The old brick house on the side of the hill,
Always seemed like a mansion to me,
It wasn't, of course, I knew better than that,
That's just what my heart perceived.
Shaped like a box, now out of style,
They don't build 'em like that anymore,
Two stories and an old-fashioned front porch,
And a swing hanging near the front door.
Think of the Kool-ade downed on that porch,
And the dollies rocked in that swing,
And all the games played there in the shade,
And the treats served Halloween.
How many faces peered out those front windows,
To watch for Dad's car on the hill?
The competition was stiff; who spied him first?

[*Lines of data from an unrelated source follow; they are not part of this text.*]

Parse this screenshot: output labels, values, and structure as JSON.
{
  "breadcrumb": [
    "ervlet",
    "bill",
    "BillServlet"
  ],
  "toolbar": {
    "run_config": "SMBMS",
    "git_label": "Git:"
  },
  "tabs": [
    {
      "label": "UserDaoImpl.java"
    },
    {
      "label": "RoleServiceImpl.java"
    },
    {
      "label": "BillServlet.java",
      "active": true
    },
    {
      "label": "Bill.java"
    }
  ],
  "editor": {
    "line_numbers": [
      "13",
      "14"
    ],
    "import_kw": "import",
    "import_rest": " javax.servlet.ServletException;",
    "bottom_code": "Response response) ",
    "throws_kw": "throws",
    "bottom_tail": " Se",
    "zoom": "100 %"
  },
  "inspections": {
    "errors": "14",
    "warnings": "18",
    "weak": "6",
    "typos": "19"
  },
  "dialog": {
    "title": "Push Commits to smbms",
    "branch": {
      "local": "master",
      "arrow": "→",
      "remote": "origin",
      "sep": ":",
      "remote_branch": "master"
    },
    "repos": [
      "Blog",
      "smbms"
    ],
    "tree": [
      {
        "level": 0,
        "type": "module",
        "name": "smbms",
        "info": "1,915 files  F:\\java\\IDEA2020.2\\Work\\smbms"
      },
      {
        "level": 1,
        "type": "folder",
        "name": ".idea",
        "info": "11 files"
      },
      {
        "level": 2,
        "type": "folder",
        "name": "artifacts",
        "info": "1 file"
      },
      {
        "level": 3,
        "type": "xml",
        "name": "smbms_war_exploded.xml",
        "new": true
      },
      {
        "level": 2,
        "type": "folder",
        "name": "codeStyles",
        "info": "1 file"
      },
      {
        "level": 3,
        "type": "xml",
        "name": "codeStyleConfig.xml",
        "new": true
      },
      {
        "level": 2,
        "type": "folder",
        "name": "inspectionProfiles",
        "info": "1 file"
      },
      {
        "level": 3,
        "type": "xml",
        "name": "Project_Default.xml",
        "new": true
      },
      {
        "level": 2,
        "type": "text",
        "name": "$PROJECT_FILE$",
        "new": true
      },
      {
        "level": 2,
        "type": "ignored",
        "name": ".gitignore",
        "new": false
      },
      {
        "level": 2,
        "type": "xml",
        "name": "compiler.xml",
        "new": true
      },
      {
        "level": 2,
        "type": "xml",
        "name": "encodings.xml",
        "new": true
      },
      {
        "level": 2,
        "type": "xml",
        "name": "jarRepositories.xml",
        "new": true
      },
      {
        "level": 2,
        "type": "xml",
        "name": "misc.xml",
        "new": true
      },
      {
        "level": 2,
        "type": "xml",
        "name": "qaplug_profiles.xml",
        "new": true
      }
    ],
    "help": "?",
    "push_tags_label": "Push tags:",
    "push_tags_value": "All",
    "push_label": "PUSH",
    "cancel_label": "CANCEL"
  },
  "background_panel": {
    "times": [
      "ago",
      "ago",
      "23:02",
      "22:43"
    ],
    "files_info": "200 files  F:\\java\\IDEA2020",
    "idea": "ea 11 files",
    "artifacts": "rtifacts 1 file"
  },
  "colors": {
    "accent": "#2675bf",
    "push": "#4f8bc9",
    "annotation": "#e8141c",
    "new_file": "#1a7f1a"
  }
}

Why was claiming that such a big thrill?
There was ice on that hill in the winter,
Tricky for those old cars to behave,
Could Dad turn at the right speed and angle,
To get into the icy driveway?
We'd watch from windows that steamed with our breath,
'Til Dad and the car were secure,
Then race to the door to bring him inside,
Where our hugs must have warmed him, for sure.
So high on the side of the hill were we,
Our whole neighborhood was in view,
We knew who got the new wagons and bikes,
And who had the new puppies, too.
We watched when the neighbors threw parties,
How their guests dressed gave us a clue,.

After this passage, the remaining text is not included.